Med-X, Inc. (Med-X) and Pacific Shore Holdings, Inc. (PSH) announced on Friday they have entered into a definitive merger and acquisition agreement.  According to the Agreement, Med-X, an ancillary cannabis company and a leader in cannabis media and cultivation services arena, will combine with PSH, a global green pest control company and Over the Counter (OTC) pharmacy products supplier. This news comes just a few months after Med-X launched its second crowdfunding offer using Reg A+. Med-X was previously listed on StartEngine in 2016 but the offer was pulled from the crowdfunding platform when the company failed to file necessary documents with the Securities and Exchange Commission (SEC). The offering had raised $ 872,548 at the time it was suspended.

While sharing more details about the merger, Dr. David E. Toomey,  CEO of Med-X, Inc., stated:

“The proposed combination of Med-X and PSH represents the next stage of our continued growth to become a global leader in green medicine technologies. With its international and domestic distribution partnerships in place, PSH aligns with and enhances the Med-X cannabis platform and further positions all of our business divisions for global growth. Through this transaction, we will also expand our ability to further invest in or acquire other companies in the space, develop new innovative solutions for customers and increase shareholder value,” stated Dr. Toomey.

Med-X, Inc. President and COO, Matthew Mills, also commented:

“We expect this transaction, combined with our growth plans for 2018 and beyond, to propel the combined company forward.  It should also fuel our continued efforts with our Regulation A+ Crowdfunding initiative, which allows everyday Americans to participate with an investment of $420 for 700 shares in the company. This transaction should offer greater value to our shareholders, customers and employees as well open some doors within the investment banking community.”

To facilitate this transaction, Med-X majority shareholder, Mills will surrender approximately 79% of his Med-X common stock ownership.
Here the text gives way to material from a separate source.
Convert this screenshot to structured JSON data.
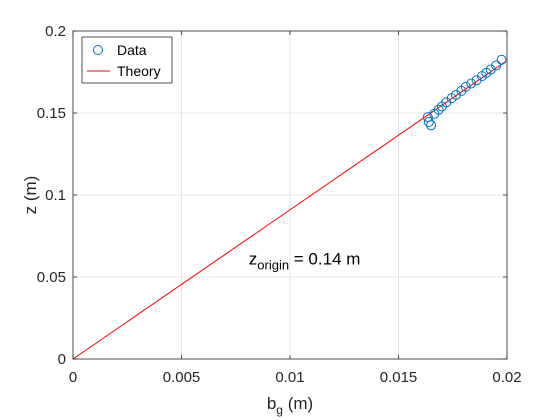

This combined with the 10% outstanding Med-X shares owned by PSH will facilitate the exchange. Once this transaction is complete with all of the PSH shareholders, Med-X shareholders will not experience any dilution with their current holdings. Upon closing of the merger, Mills will then hold approximately 14% of the outstanding common stock of the combined company. Mills will remain in control of the combined company with the issuance of preferred stock which will have only voting share rights.

The companies reported that under the terms of the agreement, PSH shareholders will tender two shares of common stock, in exchange for one share of Med-X common stock. The terms have been unanimously approved by both companies’ Boards of Directors. They added that this business combination will create a leader in the development of commercial and consumer products, integrated pest management services and pain management solutions. The merger is expected to close during the first quarter of 2018.